You can use LLMs as compressors, and I wonder how it would go with that.
The approach is simple: Turn the file into a stream of tokens. For each token, ask a language model to generate the full set of predictions based on context, and sort based on likelihood. Look where the actual token appears in the sorted list. Low entropy symbols will be near the start of the list, and high entropy tokens near the end.

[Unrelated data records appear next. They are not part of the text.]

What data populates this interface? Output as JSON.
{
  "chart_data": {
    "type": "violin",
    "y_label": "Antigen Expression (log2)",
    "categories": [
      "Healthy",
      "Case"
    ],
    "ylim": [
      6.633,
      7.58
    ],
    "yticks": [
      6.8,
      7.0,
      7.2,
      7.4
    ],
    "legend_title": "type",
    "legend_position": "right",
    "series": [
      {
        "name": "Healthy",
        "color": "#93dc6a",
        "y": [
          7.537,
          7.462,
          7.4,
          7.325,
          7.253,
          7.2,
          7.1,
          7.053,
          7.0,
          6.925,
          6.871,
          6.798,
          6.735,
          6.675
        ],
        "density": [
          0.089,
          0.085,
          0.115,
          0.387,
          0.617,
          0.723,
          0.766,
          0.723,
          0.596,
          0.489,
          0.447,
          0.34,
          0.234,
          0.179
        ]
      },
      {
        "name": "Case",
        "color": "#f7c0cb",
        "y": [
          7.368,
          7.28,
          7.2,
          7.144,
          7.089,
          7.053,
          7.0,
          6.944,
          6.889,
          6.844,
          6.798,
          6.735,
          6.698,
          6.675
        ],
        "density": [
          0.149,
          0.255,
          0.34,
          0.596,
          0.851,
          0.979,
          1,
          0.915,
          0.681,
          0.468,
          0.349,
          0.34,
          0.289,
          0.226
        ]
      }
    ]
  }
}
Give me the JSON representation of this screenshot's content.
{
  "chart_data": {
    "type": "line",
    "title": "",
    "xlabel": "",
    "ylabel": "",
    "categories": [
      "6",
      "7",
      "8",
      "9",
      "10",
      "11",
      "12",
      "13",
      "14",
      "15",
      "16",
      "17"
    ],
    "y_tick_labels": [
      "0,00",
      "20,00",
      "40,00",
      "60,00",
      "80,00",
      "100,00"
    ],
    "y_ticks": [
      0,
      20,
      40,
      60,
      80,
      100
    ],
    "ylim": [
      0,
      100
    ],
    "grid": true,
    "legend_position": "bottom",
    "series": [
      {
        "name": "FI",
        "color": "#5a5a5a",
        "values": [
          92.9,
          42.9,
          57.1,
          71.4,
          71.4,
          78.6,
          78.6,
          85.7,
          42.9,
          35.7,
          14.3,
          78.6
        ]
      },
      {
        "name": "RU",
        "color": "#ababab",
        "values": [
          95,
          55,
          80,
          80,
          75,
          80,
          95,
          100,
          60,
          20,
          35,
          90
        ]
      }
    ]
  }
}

I suspect most language models would deal with your alphabet example just fine, while still correctly spotting passwords and API keys. It would be a fun experiment to try!
I mean, it certainly has a low Kolmogorov complexity (which is what I would really want to be measuring somehow for this tool... note that I am not claiming that is possible: just an ideal); I am unsure whether how that affects the related bounds on Shannon entropy, though.
A quick Google search suggests English has about 10 bits of entropy per word. Having a long password like that can still have high total entropy I suppose, but it has a low entropy density.
Maybe 10 bits is the average over the dictionary – which is what matters here, but over normal text it is significantly less. Our best current estimation for relatively high-level text (texts published by the EU) is 6 bits per word[1].
However, as our methods of predicting text improve, this number is revised down. LLMs ought to have made a serious dent in it, but I haven't looked up any newer results.
Anyway, all of this to say is that which words are chosen matters, but how they are put together matters perhaps more.
The diceware method is supposed to generate totally random words, so it should fundamentally be unpredictable unless there's a flaw in the source of randomness.